The tactical nuclear weapons (TNW) policy adopted by Pakistan on purpose and its attitude towards fomenting terrorism have played a role of uneasiness in India towards Pakistan. The Indians can understand this uneasiness, so rejecting the NFU will bring at least some satisfaction. Terrorism and TNW are indicative of Pakistan's traditional military weakness. In response, threatening to use Indian nuclear weapons first would be impractical and could lead to a loss of credibility.
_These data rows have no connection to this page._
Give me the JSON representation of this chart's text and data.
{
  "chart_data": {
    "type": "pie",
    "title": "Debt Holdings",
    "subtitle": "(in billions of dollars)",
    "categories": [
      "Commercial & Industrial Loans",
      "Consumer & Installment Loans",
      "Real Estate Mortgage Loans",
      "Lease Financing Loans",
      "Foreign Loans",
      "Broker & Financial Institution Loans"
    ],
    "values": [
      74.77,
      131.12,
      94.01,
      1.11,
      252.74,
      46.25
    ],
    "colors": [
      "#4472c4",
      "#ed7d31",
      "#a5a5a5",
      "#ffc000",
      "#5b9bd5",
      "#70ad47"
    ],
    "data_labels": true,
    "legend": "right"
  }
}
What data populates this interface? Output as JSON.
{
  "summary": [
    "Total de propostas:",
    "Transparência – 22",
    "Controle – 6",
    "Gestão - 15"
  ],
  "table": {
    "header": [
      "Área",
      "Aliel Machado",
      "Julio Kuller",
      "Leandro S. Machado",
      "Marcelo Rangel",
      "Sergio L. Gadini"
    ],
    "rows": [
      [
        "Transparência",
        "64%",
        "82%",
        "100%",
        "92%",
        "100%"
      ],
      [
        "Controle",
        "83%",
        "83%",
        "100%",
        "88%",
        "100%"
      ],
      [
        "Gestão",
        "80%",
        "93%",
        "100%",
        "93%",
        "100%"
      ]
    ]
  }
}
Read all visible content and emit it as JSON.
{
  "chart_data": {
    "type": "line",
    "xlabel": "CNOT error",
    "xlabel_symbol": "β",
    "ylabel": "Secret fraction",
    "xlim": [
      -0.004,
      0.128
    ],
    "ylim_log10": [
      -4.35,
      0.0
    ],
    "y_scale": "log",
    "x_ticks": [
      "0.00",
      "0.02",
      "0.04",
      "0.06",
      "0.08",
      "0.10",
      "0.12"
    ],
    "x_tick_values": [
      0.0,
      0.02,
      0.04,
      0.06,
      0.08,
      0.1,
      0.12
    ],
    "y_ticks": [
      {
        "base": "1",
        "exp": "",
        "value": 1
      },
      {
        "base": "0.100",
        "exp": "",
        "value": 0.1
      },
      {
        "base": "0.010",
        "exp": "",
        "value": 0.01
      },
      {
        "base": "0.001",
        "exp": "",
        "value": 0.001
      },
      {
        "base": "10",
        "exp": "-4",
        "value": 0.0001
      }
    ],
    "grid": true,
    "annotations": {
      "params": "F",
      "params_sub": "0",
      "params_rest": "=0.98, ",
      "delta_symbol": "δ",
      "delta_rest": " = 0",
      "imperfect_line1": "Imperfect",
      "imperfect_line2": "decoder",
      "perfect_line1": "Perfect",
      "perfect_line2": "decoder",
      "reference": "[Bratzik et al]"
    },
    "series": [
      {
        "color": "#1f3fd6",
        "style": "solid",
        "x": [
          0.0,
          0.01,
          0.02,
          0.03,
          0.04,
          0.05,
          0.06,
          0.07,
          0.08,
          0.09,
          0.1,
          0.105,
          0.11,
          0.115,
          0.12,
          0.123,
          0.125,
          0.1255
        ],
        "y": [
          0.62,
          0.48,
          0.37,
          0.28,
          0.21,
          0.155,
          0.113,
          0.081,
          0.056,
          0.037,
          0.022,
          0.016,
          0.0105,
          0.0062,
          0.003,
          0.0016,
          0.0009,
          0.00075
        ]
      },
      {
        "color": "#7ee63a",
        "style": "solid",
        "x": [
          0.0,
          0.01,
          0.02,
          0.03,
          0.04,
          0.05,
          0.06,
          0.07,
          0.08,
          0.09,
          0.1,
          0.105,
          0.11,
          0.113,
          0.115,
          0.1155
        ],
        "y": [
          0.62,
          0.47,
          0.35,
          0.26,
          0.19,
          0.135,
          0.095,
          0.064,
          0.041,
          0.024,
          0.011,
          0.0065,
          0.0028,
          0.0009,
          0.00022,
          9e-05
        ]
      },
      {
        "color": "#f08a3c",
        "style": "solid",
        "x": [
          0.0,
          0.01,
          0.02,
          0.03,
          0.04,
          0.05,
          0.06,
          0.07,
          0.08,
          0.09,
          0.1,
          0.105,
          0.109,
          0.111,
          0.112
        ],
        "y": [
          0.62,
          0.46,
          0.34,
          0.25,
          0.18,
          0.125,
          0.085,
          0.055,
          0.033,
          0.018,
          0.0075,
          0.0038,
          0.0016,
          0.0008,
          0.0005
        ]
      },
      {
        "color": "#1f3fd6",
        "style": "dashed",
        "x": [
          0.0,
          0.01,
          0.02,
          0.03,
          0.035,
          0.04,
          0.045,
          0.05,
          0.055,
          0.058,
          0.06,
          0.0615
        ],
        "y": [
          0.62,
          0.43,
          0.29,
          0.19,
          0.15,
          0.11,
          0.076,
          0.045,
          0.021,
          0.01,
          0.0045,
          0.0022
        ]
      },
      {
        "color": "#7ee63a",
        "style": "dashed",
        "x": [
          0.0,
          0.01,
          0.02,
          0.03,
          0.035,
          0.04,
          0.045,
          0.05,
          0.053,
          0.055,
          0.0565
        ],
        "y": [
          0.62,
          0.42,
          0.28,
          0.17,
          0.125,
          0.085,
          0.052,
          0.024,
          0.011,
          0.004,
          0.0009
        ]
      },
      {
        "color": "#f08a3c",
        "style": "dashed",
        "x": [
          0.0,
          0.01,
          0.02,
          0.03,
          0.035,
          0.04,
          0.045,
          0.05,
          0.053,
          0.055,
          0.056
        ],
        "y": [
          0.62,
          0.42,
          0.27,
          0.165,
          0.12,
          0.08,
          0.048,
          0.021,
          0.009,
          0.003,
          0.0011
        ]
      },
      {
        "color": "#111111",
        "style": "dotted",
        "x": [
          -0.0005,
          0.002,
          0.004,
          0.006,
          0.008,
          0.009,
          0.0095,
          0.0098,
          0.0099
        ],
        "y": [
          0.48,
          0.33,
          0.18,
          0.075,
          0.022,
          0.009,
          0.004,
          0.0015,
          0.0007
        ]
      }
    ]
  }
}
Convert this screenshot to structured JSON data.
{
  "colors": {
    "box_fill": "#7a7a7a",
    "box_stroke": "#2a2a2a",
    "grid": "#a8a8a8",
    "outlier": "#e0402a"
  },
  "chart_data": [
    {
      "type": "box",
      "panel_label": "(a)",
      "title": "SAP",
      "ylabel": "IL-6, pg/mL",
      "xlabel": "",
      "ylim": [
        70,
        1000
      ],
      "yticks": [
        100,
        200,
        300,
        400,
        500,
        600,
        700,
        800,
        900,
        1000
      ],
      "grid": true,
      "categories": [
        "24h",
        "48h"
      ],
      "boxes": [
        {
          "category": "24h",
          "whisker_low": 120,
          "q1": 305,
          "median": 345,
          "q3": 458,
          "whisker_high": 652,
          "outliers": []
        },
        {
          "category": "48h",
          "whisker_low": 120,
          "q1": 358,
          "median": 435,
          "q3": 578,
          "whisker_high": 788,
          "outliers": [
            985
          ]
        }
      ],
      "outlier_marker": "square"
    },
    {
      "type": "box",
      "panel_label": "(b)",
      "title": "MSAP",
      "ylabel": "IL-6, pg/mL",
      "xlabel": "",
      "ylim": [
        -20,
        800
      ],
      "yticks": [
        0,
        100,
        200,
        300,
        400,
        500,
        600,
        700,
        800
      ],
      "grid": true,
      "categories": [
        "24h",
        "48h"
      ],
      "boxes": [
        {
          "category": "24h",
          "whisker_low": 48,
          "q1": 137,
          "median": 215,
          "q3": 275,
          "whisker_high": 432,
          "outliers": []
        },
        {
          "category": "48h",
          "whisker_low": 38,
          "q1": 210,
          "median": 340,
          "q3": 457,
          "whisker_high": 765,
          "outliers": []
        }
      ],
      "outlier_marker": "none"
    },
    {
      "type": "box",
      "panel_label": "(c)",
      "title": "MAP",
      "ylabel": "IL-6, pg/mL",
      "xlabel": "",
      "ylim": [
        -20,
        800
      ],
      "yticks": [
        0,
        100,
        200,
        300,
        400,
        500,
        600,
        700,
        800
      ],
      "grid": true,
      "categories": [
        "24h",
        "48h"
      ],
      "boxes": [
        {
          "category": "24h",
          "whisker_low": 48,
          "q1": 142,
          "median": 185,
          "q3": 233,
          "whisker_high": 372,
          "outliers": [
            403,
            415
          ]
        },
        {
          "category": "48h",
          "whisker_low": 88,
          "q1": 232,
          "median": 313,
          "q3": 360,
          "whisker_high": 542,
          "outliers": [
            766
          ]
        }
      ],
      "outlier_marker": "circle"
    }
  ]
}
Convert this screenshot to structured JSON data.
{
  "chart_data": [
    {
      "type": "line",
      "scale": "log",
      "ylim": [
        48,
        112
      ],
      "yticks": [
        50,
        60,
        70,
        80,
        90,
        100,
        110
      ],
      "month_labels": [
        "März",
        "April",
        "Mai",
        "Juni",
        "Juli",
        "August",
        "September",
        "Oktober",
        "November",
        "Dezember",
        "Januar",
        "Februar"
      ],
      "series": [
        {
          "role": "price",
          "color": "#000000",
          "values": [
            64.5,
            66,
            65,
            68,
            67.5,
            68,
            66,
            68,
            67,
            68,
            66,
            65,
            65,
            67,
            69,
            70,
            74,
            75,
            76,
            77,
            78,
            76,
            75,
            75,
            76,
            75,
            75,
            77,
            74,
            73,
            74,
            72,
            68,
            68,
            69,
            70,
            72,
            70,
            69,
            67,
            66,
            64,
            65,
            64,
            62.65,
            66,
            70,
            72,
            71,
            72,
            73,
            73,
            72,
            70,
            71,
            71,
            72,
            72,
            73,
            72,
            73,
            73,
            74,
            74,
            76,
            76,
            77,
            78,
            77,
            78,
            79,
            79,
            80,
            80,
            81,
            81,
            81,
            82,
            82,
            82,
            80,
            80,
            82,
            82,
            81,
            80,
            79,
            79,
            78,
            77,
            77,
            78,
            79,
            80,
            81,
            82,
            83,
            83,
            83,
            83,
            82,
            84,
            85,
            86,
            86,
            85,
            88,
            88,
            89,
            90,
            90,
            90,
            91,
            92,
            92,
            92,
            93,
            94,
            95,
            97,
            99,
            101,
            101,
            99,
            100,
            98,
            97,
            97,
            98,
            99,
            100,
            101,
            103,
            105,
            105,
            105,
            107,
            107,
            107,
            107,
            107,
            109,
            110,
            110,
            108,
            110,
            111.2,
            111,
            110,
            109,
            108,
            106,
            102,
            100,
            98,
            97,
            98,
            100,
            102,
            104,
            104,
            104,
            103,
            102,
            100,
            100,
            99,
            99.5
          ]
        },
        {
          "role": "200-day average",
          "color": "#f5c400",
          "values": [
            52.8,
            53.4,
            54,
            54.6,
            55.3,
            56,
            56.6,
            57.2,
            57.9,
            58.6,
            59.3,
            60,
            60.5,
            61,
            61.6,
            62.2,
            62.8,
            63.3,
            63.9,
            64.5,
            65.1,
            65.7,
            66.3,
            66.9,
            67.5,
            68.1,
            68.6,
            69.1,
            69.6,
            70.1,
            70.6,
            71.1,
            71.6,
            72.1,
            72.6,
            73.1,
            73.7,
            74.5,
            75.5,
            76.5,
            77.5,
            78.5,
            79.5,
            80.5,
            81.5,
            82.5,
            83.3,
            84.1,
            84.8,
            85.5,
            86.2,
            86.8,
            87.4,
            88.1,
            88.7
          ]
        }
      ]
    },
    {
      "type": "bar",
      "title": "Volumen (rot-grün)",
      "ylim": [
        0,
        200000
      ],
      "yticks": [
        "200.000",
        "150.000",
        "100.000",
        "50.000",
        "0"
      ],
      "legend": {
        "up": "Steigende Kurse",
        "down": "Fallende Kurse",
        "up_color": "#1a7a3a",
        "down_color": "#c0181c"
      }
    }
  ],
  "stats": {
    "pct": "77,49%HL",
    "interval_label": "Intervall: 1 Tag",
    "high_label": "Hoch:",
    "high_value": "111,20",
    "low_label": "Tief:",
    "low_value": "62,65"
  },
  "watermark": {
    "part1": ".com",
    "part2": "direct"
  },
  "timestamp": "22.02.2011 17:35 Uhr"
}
Therefore, the only middle way for India is for India to maintain its control over its traditional military might and to control the hollow threat of Pakistan's nuclear attack by pointing out the reality of that country's leadership.

Considering both the rationale for India's NFU policy and the possibility of reversing it, it is doubtful that both proposals came from the point of view of idealism, and that this idealism is more capable of tackling such issues than handling India's strategic problems. . Doing so would be dangerous. This is because the NFU policy is apt to contain the situation in the Indian subcontinent, as its neighboring country is plagued by inferiority complex.